The good intentions of a middle school in Mississippi backfired after a parent called them out on social media for utilizing a potentially-damaging means of helping kids deal with their “body image.”
Struggle with body image is not uncommon, especially among teens and adolescents. While this is often more pronounced among the female population, anyone of any age, size, race, age, or gender deals with it at some point in their life.
Perhaps such were the thoughts of a well-meaning Mississippi school, Southaven Middle School when they came up with the supposedly genius idea of helping their female students deal with the challenge.
However, their chosen methods proved inconceivable to parents, earning them bouts of criticism on social media.
A Shocking Message
One woman, Ashley Heun, whose daughter, Caroline, attended the school took to Facebook to share the dreadful note from the school her daughter brought home.
The letter requested her to affix her signature, approving the distribution of shapewear and other body-altering items to her daughter.
The letter, titled “Why do girls suffer from body image?” outlined some of the hardships faced by coming-of-age women in society.
The note explained how social and cultural experiences in society subconsciously births the desire to adhere to the societally approved definition of beauty.
Going further, the letter affirmed that women in the United States felt more pressured to measure up to the mostly-unrealistic expectations, leading to the early onset of body image crisis.
After building on the damaging effects of negative body image, the note further dwelt on the benefits of having a positive body image, including good self-esteem, mental health, and physical health.
Following several paragraphs of insightful messages every girl undoubtedly needed to hear, the school eventually dropped their outrageous bombshell.

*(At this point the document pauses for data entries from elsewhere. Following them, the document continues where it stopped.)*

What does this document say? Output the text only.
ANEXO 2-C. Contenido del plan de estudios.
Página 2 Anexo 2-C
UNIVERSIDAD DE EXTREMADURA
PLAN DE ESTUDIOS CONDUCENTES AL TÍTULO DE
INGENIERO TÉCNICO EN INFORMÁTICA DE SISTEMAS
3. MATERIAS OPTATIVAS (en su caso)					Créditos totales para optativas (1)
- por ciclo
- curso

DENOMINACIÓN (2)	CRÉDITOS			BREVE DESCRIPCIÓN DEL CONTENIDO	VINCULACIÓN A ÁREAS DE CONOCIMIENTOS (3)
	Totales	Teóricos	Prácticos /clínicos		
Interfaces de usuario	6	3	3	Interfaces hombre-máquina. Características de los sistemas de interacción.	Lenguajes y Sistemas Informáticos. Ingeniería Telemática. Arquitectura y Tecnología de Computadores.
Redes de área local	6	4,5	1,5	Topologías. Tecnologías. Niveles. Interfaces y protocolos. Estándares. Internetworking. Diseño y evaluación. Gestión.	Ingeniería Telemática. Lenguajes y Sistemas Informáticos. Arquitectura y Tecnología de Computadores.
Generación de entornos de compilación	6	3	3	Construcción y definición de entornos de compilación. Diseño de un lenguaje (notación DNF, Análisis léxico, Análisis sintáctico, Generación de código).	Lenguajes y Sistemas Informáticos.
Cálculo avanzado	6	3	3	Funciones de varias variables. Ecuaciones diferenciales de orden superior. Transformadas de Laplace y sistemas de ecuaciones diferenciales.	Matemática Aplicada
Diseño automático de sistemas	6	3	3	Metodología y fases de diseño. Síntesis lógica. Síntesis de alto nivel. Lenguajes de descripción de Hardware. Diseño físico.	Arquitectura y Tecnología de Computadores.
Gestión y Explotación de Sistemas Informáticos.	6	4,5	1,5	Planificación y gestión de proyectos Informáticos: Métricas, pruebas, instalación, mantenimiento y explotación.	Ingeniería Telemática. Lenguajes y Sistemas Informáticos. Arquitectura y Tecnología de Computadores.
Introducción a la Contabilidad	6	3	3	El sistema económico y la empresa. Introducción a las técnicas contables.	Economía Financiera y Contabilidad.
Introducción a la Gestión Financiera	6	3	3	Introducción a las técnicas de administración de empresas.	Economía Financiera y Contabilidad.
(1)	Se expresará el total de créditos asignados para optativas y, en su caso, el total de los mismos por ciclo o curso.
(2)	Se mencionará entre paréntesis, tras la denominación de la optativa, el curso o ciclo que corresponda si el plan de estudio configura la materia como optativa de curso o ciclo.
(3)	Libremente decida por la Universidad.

The sickening line read:
“We the counselors of Southaven Middle school would like to have an opportunity to offer some healthy literature to your daughter on maintaining a positive body image.”
As part of their “healthy literature” initiative, they opted to provide girls with shapewear, bras, and other health products if applicable.
At the bottom of the note was a tear-off section for parents to fill and return to show their approval. The section contained a list of shapewear top and bottom sizes as well as bra sizes for parents to tick.
Ashley, whose daughter was about 13, admitted to feeling angry after reading through the note. To her, teaching a girl to alter her shape in middle school was beyond outrageous, as it would only enhance her negative body image. She wrote:
“So you begin this masterpiece detailing how damaging a negative body image is for girls, how the stress of conforming to an impossible perceived image can adversely affect their mental health. And then offer to give them Spanx so they can better fit the perceived image?”
The outraged mom accompanied her post with a photo of the atrocious letter, which she deems a product of the ignorance of counselors at the school.
Southaven Under Fire
“The fact that they sent this home with the girls is ridiculous. The whole letter is unbelievable. But they gotta know that the girls are going to read this. And what a shitty thing for them to see.”
Another user described the school’s approach as insensitive, while a third condemned them for allocating funds to shapewear, a temporary fix, rather than targeting those efforts towards teaching the girls’ self-confidence. A user commented:
“I’m in utter disbelief that those entrusted as counselors to impressionable young women would perpetrate this completely atrocious information.”
One mom described the note as the most deplorable thing she ever came across, while another opined the temporary fix would do more harm than good.
Meanwhile, several netizens suggested people were missing the point, as they could have better tackled some of the root causes like obesity and the desire to measure up to men’s expectations. A comment read:
“Why aren’t parents teaching their sons that looks shouldn’t be a top priority? How about we start there and not allow young boys to sexualize females.”
Other users commended Ashley for not looking out for only her daughter but deciding to speak up, thereby looking out for other kids.
During an interview, the mom revealed why she chose to share the ordeal on Facebook and expose the school’s ill-conceived intentions. She divulged:
“I decided words and social media is a good tool and will use that to rally the troops to change this and to really let the school know how exactly tone-deaf it was.”
Remarkably, her message had the desired effect, as Southhaven confirmed in a statement that they called off their plans to distribute shapewear to students.
The experience has led Ashley Heun on a new journey to reach out to girls out there who in some way felt less about themselves.